Nos préoccupations de confiance nous empêchent de  progresser. L’affectio societatis (confiance entre les associés) est indispensable pour faire fonctionner une entreprise. La première préoccupation d’un dirigeant doit être la restauration de la confiance dans son organisation. C’est la confiance qui développe l’attractivité d’une organisation (un pays, une entreprise, une association, une ONG) Au niveau de l’organisation et des individus citoyens, les préoccupations de confiance entravent considérablement les possibilités d’amélioration du système et des règles de vie en société et par conséquent constituent un frein considérable au développement :

  • Au niveau de l’Etat, le manque de confiance du président de la république en ses propres partisans et en nos institutions en refusant de se mettre en retrait de son parti et de se consacrer entièrement à tous les citoyens et au développement du pays, est une source de conflits permanents. Cette situation de manque de confiance bloque une grande partie des actes qui vont dans le sens de l’intérêt général, l’égalité des chances, une justice indépendante et la promotion des forces vives de la nation. Les difficultés de communication de l’exécutif, les jeux d’intérêt qui le minent et le poids des lobbies empêchent la puissance publique d’avoir une réelle impulsion sur les réformes indispensables pour restaurer la confiance dans le pays. Une administration publique cloisonnée mène la vie dure aux individus et entrepreneurs locaux qui perdent confiance et se démotivent…
  • Au niveau des organisations, la relation employés – employeurs est sujette à des tensions permanentes. Les jeux d’intérêts individuels, les trahisons, les cachoteries et les coups bas sont fréquents et sont sources de perte de confiance entre acteurs et partenaires sociaux. Chaque partie cherche à tirer profit des failles de la relation contractuelle. Le dirigeant a tendance à profiter de la précarité des stages et à différer le plus longtemps possible la proposition d’un contrat en bonne et due forme. Le manque de confiance en leurs collaborateurs l’empêche de déléguer les pouvoirs et de renforcer ainsi les capacités managériales de leurs collaborateurs. La conséquence est une baisse de la motivation de ces employés, leur démission et/ou leur orientation vers des comportements déviants (absentéisme, vols, détournements de fonds, sabotage…)
  • Au niveau des individus, la rupture de confiance entre citoyens est de plus en plus visible. L’individualisme prend le dessus sur les actes de solidarité. L’ethnicisme, le clanisme, le fétichisme et les pratiques occultes deviennent les armes pour évoluer dans la société. Certains entrepreneurs sénégalais établis à l’étranger ont une propension à recruter que du personnel d’origine étrangère. En tant que recruteur au Sénégal, il m’est arrivé d’avoir un client qui me demande un candidat avec un nom à connotation étrangère et/ou chrétienne. Le décideur raisonne dans des stéréotypes du genre : je ne veux pas prendre quelqu’un qui va me demander un congé pour aller à Touba, un congé pour aller à Tivaouane, un congé pour aller à Ndiassane ou yoff, un congé pour aller à Popenguine, un congé pour aller au mariage, au baptême, au décès de tel ou tel parent…

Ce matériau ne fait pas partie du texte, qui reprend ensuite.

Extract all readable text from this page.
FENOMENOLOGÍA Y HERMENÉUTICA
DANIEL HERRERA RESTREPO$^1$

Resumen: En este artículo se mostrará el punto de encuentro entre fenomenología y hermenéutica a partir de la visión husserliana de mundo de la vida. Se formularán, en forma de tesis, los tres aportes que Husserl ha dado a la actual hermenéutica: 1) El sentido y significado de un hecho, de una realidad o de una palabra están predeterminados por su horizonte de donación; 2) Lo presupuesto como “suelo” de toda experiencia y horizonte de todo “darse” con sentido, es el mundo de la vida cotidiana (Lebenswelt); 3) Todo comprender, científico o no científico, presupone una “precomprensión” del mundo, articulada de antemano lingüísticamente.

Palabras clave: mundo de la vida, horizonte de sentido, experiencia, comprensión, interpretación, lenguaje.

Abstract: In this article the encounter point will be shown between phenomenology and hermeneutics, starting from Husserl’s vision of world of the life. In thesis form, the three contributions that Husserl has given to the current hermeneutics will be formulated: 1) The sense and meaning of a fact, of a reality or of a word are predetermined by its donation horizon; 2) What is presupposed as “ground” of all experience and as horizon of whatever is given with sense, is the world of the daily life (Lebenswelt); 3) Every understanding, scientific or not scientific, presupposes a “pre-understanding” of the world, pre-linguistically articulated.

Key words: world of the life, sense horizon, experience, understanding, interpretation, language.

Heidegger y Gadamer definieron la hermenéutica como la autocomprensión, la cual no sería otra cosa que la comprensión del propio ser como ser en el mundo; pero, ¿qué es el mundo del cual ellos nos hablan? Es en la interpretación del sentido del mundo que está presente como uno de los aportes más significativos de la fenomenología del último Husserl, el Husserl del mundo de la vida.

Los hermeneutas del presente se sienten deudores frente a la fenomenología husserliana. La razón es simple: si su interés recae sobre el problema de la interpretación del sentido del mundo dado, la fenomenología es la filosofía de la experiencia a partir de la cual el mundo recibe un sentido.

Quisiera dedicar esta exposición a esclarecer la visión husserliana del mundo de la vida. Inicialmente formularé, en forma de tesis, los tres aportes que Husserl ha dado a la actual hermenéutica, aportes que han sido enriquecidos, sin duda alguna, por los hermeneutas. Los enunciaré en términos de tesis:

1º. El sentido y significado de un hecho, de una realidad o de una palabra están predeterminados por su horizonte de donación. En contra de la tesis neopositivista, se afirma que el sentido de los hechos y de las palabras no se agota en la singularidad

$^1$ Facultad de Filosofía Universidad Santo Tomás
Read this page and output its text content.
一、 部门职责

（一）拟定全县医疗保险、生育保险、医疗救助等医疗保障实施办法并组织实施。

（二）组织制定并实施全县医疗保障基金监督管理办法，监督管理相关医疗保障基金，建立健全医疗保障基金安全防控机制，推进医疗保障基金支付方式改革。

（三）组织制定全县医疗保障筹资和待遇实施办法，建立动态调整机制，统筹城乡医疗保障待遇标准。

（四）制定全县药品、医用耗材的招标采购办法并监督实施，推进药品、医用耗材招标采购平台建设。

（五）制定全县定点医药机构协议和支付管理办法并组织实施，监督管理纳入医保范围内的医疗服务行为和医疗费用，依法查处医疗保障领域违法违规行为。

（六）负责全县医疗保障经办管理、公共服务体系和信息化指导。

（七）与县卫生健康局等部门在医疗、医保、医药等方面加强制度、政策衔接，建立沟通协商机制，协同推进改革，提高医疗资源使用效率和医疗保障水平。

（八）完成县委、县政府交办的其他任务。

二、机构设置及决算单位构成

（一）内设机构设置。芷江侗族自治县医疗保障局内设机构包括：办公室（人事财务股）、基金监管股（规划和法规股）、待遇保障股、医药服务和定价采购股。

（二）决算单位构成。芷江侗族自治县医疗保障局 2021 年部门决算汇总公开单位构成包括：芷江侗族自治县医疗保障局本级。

Le manque de confiance aboutit à des regroupements ethniques et sectaires et ne produit pas de résultat car la compétence n’a pas de couleur ni de religion. Les modes de dévolution du pouvoir et les relations entre les gens faussent la confiance dans nos sociétés. Et si on pouvait retrouver confiance en Dieu et restaurer la confiance entre nous et faire des introspections utiles pour le changement de paradigme sociétal…Excellent weekend et excellent Magal à la communauté musulmane du monde entier.